第51話:ミーティング
墓参りを済ませ、マンションに帰ると2階の会議室にはもう晶や雪達の姿があった。
「お帰りなさい、疾風。薫殿も」
部屋に入ると雪が出迎えてくれた。
「ただいま」
「どうしたの?元気ないわね?」
「そんなことねーよ。何か飲み物とかある?」
疾風は雪の問いを受け流して中へと入る。
そんな疾風を不信に思った雪は薫の服の袖を掴みこっそりと話し掛ける。
「何かありました?」
「・・・・・・・・青春真っ只中だからな」
薫の答えに益々雪は首を傾げるばかりだった。
(この兄妹は、鈍いな。2人そろって。これじゃあ大変だな)
部屋に入って来た疾風の顔を見て、晶はおおよそのことが見当がついたがここはほっておくことにした。
「まずは、お互い探ってきたことを報告しましょう」
「雪はどうでした?」
「とりあえず、幼馴染の所へ行ったの。事件の事を聞いたけど、支部のほうでは余り大事にはなっていないみたいなの。それと言うのも感染者にこれといって共通点がないし、一族の関係者もいるけど普通の一般人もいるからだそうよ」
「僕の所でも似たような感じでしたが一つ気になることがあります。現場ではかならず黒衣の少女が目撃されていました。

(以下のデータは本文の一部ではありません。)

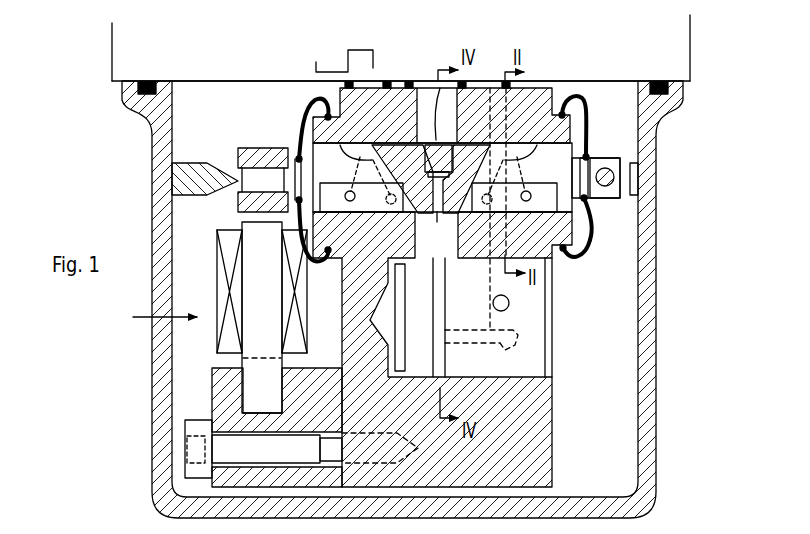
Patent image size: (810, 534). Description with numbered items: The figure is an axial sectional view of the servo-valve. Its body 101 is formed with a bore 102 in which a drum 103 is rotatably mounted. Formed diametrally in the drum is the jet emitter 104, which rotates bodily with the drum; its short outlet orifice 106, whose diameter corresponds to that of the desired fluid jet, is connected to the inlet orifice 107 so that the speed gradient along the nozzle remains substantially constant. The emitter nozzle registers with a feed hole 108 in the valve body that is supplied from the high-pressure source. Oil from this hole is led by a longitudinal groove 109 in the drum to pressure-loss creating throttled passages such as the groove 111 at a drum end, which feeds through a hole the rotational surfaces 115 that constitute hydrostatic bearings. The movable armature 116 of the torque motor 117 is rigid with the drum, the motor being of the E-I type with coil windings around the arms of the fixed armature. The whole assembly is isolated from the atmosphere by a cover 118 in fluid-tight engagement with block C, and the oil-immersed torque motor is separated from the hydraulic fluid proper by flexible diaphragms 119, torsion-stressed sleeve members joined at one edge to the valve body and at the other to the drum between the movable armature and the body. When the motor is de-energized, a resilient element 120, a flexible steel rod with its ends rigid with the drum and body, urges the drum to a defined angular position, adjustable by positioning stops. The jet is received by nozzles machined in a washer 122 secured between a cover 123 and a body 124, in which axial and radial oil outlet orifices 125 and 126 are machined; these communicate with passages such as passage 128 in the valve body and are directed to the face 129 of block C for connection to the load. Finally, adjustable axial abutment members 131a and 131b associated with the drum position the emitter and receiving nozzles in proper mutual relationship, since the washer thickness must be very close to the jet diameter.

The body 101 is at (537, 433).
The bore 102 is at (582, 224).
The drum 103 is at (442, 178).
The jet emitter 104 is at (440, 161).
The outlet orifice 106 is at (438, 232).
The inlet orifice 107 is at (432, 114).
The feed hole 108 is at (431, 140).
The longitudinal groove 109 is at (412, 88).
The groove 111 is at (404, 145).
The rotational surfaces 115 is at (438, 184).
The movable armature 116 is at (262, 148).
The torque motor 117 is at (262, 317).
The cover 118 is at (643, 487).
The flexible diaphragms 119 is at (306, 112).
The resilient element 120 is at (607, 168).
The washer 122 is at (440, 360).
The cover 123 is at (415, 317).
The body 124 is at (537, 355).
The axial oil outlet orifice 125 is at (458, 330).
The radial oil outlet orifice 126 is at (509, 303).
The passage 128 is at (560, 267).
The face 129 is at (208, 80).
The adjustable axial abutment member 131a is at (187, 181).
The adjustable axial abutment member 131b is at (636, 178).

そして、感染者達と事件を起こす数日前に接触があったと」
「凛なのかな?」
晶の報告を聞き、疾風は呟く。
「さぁ?黒衣を纏った少女なんてどこにでもいますからね。疾風達のほうはどうでした?」
「華音のお付きだった葵っていう女性に会ったのと、焔の炎輝っていう精霊に会った。それ以外別に異常は感じられなかった」
疾風の言葉を聞き、それまで控えていた涯は、薫に尋ねる。
「呼び出せたのか?」
「ああ、依り代は変えていなかった。ただ、時枝に従う意志はないということと小姫を亡くしたショックで華炎が暴走したので押さえ込む為に異界から自分達のテリトリーと切り離したと言っていた。扉の方は今は何ともないそうだ」
「そうか。炎輝がそうまで言ったのだ事実だろうな」
「あまり収穫はないようですね。出きることと言ったら、その黒衣の少女を探すことですか」
「探すって・・・・・、晶君。この広い土地でどうやって」
「闇精を従えているのなら、薫殿や涯なら気配を辿れるのでは?」
「出来ないこともないがな。ただ相手が力を行使しないことにはな」
「あと、雪なら闇精の声を拾えるのでは?」
「彼等はあまり寄ってこないの。でも、やってみる価値はあるのかも」
「とりあえず、この間の現場から探ってみましょう」
藤堂の双子は基本的に色恋には鈍いです。
その鈍さで村では、何人もの人間が泣いてます。
多分、恋愛=結婚という構図が出来上がっているからです。